Peripheral blood, bone marrow and spleen cell suspensions, treated with or without lysing buffer, were incubated with Fc-block and stained with fluorochrome-labeled antibodies. Stained cells were analyzed using FACSCalibur flow cytometry (Becton Dickinson, Mountain View, CA, USA); data were analyzed using FlowJo software (Treestar, Ashland, OR, USA). Stained samples were fixed with 0.5% paraformaldehyde, smeared with cytospin 4 cytocentrifuge (Thermo Fisher Scientific, Waltham, MA, USA), then mounted with VECTASHIELD Mounting Medium and DAPI (Vector Laboratories, Burlingame, CA, USA). Samples were analyzed using a BIOREVO BZ-9000 microscope (KEYENCE, Osaka, Japan). Data were analyzed with BZ-II software (KEYENCE).

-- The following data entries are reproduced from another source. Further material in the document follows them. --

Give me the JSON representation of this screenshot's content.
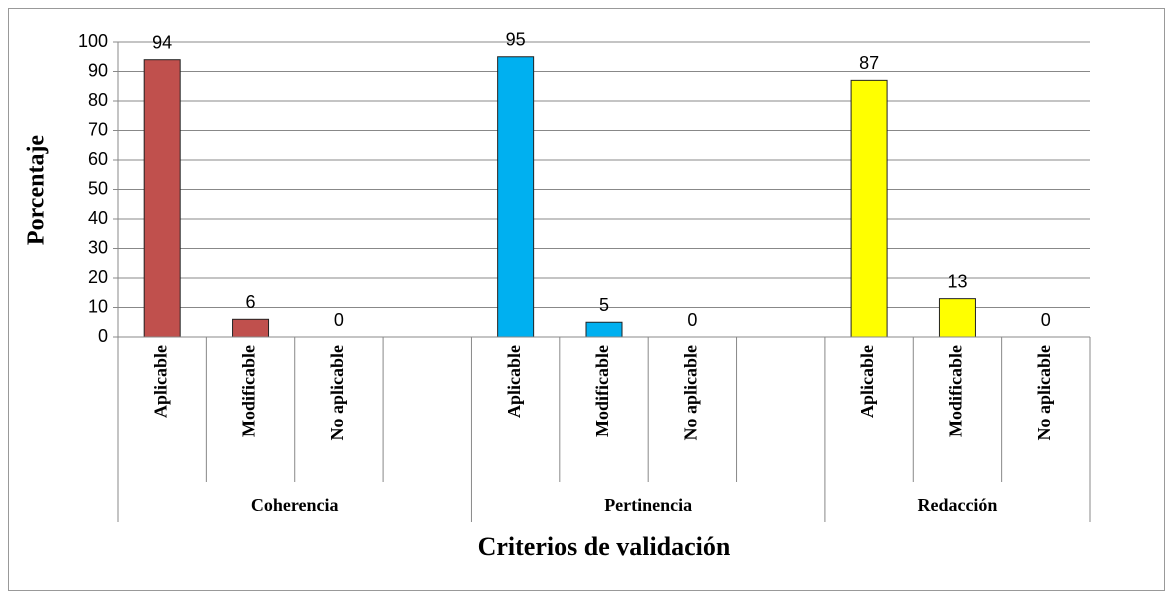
{
  "chart_data": {
    "type": "bar",
    "x_label": "Criterios de validación",
    "y_label": "Porcentaje",
    "groups": [
      {
        "name": "Coherencia",
        "color": "#c0504d",
        "categories": [
          "Aplicable",
          "Modificable",
          "No aplicable",
          null
        ],
        "values": [
          94,
          6,
          0,
          null
        ]
      },
      {
        "name": "Pertinencia",
        "color": "#00b0f0",
        "categories": [
          "Aplicable",
          "Modificable",
          "No aplicable",
          null
        ],
        "values": [
          95,
          5,
          0,
          null
        ]
      },
      {
        "name": "Redacción",
        "color": "#ffff00",
        "categories": [
          "Aplicable",
          "Modificable",
          "No aplicable"
        ],
        "values": [
          87,
          13,
          0
        ]
      }
    ],
    "ylim": [
      0,
      100
    ],
    "yticks": [
      0,
      10,
      20,
      30,
      40,
      50,
      60,
      70,
      80,
      90,
      100
    ],
    "grid": true
  }
}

Antigen presentation assays

Splenic erythroblasts and TER119 splenocytes (1 × 107 cells/ml) were pulsed with 10−6 M or the indicated dose of the OVA 8-mer CTL epitope (SIINFEKL) for 1 h at 37°C. Cells were washed three times with RPMI 1640 (Sigma). For MHC class I blocking experiment (Fig. 5e), cells were Fc-blocked and incubated with 1 μg/ml of anti-H-2Kb-SIINFEKL (25-D1.16) or control Abs for 30 min at 4°C, then washed with PRMI-1640. Cells were fixed by 0.5% para-formaldehyde and quenched by 0.1 M glycine, as standard method in antigen presentation assay34. Erythroblasts or TER119 splenocytes (2 × 104 or the indicated number) were co-cultured with purified Rag2−/− OT-I CD8+ CD11c T cells (105) in a 200 μl final volume in a 96-well plate for 48–76 h or as indicated at 37°C in a CO2 incubator with RPMI 1640 (Sigma) containing 10% fetal bovine serum, 2 mM L-glutamine, 1 mM sodium pyruvate, 0.1 mM non-essential amino acids, penicillin-streptomycin and 2-mercaptoethanol. Culture supernatants were collected to measure the IFN-γ released from CD8+ T cells using ELISA.

Cytotoxicity assays

In vitro cytotoxicity assays were performed using VITAL35. Briefly, splenic erythroblasts or TER119 splenocytes were separated into two groups. One group (1 × 107 cells/ml) was pulsed with 10–6 M OVA 8-mer peptide for 1 h at 37°C in a CO2 incubator then stained with 250 nM 5-(and-6)-carboxyfluorescein diacetate, succinimidyl ester (CFSE, Molecular Probes, Invitrogen, Eugene, OR, USA) for 5 min at room temperature. The other group (1 × 107 cells/ml) was stained with 2 μM PKH26 (Sigma) for 4 min at room temperature. Dead cells were removed from CFSE or PKH26 labeled cells using Lympholyte-M (Cedarlane Laboratories, Ontario, Canada). Living CFSE or PKH26 labeled cells were co-cultured for 4 h at 37°C in a CO2 incubator with or without a variable number of primed CD8+ T cells from OT-I mice that had been injected with 20 nmol of the OVA 8-mer peptide two days before the assay commenced. After co-culturing at the indicated ratio of OT-I cells, samples were stained with PI and analyzed using a flow cytometer. PI cells were gated and the mean percent survival of peptide pulsed target cells (CFSE+) was calculated relative to non-pulsed target cells (PKH26+). For MHC class I blocking experiment (Fig. 6e), cells were Fc blocked and co-cultured with 1 μg/ml of anti-H-2Kb-SIINFEKL (25-D1.16) or control Abs. All data were adjusted according to the following formula: % survival = 100 × CFSE+ cell number/PKH26+ cell number (5000 cells), % specific lysis = 100 – % survival.

Statistical analysis

Statistical evaluation of differences between the experimental groups was conducted using analysis of variance and two-tailed unpaired Student's t tests. P < 0.05 was considered statistically significant.